As a recovering obese woman, I am the first one to raise my hand and say I haven’t always had the best relationship with food. But, notice I said I am recovering. In part I was raised by a woman who became totally unhinged at the thought of a partly eaten bag of chips on the fridge who could not rest until she devoured the whole thing and who still suffers this way. However, today I am proud to say there has been a bag of my favorite sweet potato chips in my cupboard for over a month and I have not felt one twinge of compulsion that I simply must eat the rest of the bag before my life could go on–and I have been that way for a very long time now.
Yesterday I ate two whole ounces of sweet potato and beet chips while I was watching football without one ounce of drama.
This morning, I recognize there are way too many people out there feeling dramatic about what they ate yesterday. If that is you, stop. Please, just stop feeling bad about food.
You ate it.
Today you are going to eat more food. The Bento lunches you see were packed by 100 Day’s of Real Food’s Lisa Leake’s elementary-age children. Just kids. Kids who know how to eat good food. For more information about whole-food eating please visit Lisa’s amazing blog 100 Days of Real Food.
So now you can decide all hope is lost or you can love yourself, and trust yourself enough to make better choices today.
If doing it for a whole day still feels scary, make your next meal spot-on and celebrate those choices. Use a Bento box. They are a great resource for learning portion control. Then, do it again next time.
Doesn’t the happy feeling of healthy choices feel so much better than beating yourself up over not so great but totally normal choices?
Normal. Everyone eats more than they should from time to time. It happens. To everyone. But calling yourself names or worse because you did it is not a healthy attitude toward food.
My best advice: Make peace with food. Make your next meal your best meal. Your new life awaits.
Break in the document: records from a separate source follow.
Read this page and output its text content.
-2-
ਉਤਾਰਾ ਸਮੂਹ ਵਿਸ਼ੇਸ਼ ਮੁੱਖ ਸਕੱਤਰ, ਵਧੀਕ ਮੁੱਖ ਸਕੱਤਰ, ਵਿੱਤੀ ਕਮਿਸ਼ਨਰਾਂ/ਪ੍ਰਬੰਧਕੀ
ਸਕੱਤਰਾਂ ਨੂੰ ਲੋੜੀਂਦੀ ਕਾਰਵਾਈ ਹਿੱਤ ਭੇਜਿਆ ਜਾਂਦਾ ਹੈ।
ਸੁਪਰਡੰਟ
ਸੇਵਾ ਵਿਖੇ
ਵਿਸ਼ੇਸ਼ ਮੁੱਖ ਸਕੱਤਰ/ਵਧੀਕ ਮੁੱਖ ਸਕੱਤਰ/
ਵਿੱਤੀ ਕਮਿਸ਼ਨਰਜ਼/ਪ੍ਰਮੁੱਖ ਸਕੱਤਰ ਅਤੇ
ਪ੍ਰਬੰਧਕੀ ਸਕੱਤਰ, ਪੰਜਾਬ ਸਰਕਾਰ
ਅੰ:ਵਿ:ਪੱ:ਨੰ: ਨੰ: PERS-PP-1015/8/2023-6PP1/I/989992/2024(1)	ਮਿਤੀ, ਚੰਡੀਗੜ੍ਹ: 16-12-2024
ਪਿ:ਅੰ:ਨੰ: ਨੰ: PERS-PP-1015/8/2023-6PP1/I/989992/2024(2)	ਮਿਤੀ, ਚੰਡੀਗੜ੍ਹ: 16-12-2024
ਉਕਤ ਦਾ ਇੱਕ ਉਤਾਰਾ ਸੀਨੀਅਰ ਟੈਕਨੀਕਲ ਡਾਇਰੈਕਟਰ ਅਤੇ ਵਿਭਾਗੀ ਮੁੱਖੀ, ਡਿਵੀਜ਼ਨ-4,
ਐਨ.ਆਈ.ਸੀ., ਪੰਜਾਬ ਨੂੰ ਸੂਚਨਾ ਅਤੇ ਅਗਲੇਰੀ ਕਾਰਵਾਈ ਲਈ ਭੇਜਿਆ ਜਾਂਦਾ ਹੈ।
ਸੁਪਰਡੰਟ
PS…This very long post wouldn’t be possible without the generous permission of Lisa Leake. Her cookbook “100 Days of Real Food” drops 26 August 2014. If you’re looking for wonderful ideas about how to eat real food please check her out.
PSS…I would like to point out I had a disastrous food day–three protein bars in one day and one of which was one of the most vile things I ever swallowed–but my dinner of garlic pepper chicken, cast iron roasted cauliflower, and gingered carrots righted my ship in no time. Because I absolutely live every word I’ve written to you I put my day in the past and a wholesome, real food dinner in my belly. Eat. It’s good for you.